Na sexta-feira passada, a chilena CMPC concordou em comprar a fabricante de produtos de higiene pessoal Carta Fabril por US $ 1,1 bilhão. A aquisição é estratégica para o grupo, que está no país desde 2009, quando comprou a Melhoramentos. A indústria de papel e celulose do país tem sido alvo de grupos internacionais. Em 2018, a asiática RGE comprou a paulista Lwarcel. Outro negócio importante foi fechado no ano passado, pouco antes da pandemia – os grupos japoneses Daio Paper e Marubeni compraram a papeleira Santher por R $ 2,3 bilhões.
Infraestrutura, energia e saneamento também devem continuar atraindo grupos estrangeiros. As concessões, principalmente de aeroportos – como Santos Dumont, no Rio de Janeiro, e Congonhas, em São Paulo, previstos para abril do ano que vem – e portos estão no radar desses investidores.
“A situação fiscal, no entanto, ainda colocou o Brasil em segundo plano. O país vive um momento particular, com inflação mais alta e juros em alta, e perspectiva de baixo crescimento do PIB. A pandemia foi superada em parte dos países desenvolvidos, que vão continuar crescendo ”, disse Roderick Greenlees, chefe global do banco de investimentos do Itaú BBA.
Com o real desvalorizado e o aumento dos custos das empresas, fica mais difícil precificar os ativos – e isso pesa na decisão de qualquer investidor, independentemente da origem do capital, segundo Greenles.
Aragão, do BoFA, afirma que muitos fundos de investimento tendem a operar contra o mercado e buscarão oportunidades, mesmo em um cenário adverso. “O mercado brasileiro é grande.
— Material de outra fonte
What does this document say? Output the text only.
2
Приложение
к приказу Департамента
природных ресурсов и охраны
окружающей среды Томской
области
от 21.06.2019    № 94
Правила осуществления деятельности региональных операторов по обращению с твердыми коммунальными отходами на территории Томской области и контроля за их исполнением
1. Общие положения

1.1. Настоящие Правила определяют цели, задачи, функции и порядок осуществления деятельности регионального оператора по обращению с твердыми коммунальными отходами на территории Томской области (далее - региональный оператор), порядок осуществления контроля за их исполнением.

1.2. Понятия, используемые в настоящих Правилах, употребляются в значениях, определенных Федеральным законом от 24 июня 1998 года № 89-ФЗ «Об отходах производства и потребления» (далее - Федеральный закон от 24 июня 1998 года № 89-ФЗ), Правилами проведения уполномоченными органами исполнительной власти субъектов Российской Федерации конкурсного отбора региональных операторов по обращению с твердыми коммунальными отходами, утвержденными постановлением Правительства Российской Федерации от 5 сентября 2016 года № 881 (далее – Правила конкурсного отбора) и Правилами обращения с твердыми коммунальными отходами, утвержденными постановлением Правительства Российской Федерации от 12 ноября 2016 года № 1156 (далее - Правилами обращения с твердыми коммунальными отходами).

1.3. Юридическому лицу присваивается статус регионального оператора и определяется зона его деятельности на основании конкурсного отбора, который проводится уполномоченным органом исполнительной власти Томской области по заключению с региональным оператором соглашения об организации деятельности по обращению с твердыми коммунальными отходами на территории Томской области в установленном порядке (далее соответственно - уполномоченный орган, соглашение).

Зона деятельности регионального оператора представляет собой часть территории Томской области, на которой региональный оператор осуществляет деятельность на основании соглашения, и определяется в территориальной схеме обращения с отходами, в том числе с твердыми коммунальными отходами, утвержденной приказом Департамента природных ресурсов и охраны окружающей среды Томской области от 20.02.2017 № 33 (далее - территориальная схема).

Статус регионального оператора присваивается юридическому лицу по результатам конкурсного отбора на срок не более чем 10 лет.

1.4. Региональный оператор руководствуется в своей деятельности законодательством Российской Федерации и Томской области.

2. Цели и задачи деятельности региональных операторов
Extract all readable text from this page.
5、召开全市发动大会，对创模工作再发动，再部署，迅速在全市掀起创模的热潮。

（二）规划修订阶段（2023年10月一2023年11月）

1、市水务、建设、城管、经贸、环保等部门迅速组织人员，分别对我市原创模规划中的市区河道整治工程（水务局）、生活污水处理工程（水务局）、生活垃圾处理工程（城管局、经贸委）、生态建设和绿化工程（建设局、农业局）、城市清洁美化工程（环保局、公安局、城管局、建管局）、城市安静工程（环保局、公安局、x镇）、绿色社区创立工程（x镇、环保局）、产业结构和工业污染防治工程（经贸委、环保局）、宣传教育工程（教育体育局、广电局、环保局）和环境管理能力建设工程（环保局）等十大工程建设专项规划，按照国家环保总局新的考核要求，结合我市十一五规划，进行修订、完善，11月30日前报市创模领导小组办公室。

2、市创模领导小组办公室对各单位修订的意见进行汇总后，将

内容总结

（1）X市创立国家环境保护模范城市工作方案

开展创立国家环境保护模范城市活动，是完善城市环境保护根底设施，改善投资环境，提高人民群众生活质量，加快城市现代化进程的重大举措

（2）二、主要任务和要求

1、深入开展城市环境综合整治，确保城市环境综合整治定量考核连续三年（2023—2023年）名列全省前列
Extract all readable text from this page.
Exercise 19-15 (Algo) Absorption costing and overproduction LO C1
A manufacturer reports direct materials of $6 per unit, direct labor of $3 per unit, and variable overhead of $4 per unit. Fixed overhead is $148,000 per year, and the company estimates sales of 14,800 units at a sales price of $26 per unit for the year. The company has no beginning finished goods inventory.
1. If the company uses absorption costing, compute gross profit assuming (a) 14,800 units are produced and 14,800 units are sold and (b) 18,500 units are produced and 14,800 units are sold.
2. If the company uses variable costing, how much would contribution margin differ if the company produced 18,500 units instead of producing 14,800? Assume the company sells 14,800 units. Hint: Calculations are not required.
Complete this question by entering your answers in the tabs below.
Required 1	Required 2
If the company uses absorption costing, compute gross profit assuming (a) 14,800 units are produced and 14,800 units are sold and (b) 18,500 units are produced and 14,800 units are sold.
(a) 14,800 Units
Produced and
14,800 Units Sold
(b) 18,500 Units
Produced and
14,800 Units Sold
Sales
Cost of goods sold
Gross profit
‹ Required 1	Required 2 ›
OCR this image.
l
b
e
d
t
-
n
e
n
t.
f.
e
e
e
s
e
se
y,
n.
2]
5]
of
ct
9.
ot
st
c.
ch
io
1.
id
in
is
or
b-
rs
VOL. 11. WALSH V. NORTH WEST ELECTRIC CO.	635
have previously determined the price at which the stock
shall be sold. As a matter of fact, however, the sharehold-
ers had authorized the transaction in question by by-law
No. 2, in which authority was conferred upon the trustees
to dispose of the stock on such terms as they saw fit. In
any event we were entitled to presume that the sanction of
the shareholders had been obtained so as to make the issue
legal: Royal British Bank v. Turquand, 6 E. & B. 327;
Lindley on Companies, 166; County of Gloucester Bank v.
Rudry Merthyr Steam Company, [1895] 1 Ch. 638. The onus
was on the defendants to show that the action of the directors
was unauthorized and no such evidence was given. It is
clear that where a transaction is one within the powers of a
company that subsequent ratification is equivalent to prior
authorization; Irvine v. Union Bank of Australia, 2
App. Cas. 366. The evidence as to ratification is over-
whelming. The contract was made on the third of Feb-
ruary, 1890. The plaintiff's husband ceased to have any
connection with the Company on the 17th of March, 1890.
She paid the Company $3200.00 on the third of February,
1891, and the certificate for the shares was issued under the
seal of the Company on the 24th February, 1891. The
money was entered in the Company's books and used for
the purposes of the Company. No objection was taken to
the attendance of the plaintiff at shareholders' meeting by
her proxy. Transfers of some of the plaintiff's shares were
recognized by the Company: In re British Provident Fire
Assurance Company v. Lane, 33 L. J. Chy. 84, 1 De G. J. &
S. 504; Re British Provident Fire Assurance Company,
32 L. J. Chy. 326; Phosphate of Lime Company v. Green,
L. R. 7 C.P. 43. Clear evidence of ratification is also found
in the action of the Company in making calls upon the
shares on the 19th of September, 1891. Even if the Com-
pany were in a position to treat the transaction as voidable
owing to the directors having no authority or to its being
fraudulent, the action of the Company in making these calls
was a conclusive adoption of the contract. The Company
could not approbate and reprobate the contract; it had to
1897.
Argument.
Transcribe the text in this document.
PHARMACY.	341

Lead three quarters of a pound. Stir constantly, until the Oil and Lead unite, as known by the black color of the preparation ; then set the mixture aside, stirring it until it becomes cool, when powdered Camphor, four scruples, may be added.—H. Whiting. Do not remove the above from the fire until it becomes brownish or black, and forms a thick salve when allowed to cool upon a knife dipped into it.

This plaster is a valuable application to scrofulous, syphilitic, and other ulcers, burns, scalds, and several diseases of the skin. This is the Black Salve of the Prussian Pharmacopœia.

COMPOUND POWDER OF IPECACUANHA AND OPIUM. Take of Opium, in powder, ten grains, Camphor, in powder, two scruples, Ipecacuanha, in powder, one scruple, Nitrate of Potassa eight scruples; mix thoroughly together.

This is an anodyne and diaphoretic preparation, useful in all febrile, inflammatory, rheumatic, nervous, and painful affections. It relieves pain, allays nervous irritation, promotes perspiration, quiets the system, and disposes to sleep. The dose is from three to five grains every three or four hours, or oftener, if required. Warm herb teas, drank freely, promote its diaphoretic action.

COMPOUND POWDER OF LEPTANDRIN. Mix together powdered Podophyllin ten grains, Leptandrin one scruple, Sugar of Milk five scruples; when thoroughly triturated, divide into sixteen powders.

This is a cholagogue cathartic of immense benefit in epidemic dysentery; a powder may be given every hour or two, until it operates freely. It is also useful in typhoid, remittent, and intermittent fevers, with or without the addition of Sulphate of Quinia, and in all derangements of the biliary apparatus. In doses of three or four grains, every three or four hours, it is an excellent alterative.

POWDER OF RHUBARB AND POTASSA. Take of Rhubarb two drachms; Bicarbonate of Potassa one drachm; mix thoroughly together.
Quanto mais propício o arcabouço regulatório, mais confortável o estrangeiro fica para fechar um negócio ”.
Para 2022, ano de eleições presidenciais, porém, as operações de M&A não devem continuar tão intensas como neste ano, segundo Pedro Quintão, chefe de M&A do Bradesco BBI. Quintão, porém, diz que é cedo para fazer projeções. “Muitos IPOs que foram cancelados se tornaram fusões e aquisições e ainda há muitas coisas para acontecer.”
O executivo do BBI destaca que outra alternativa para as empresas que tentaram acessar o mercado de capitais sem sucesso é a realização de colocações privadas. “Existem muitas colocações em andamento.”
De acordo com Wainstein, com o Seneca Evercore, os setores de tecnologia e fintechs também continuarão a atrair capital – estrangeiro e doméstico, independentemente do cenário político e econômico. “Gestores de ativos e fortunas são alvos e passarão por intenso movimento de consolidação nos próximos meses.”
Empresas com agendas ambientais, sociais e de governança (ASG) bem definidas também têm o poder de atrair grupos e recursos do exterior, mesmo diante do cenário incerto, afirma o gerente de Sêneca. Os fundos especializados em comprar ativos em reestruturação e depois vendê-los também permanecerão ativos no Brasil.
Para o mercado financeiro, o cenário político e fiscal hoje apresenta mais perguntas do que respostas. Mas o velho clichê continua verdadeiro. “Em tempos de crise, sempre há oportunidades”, disse Miranda, do Santander.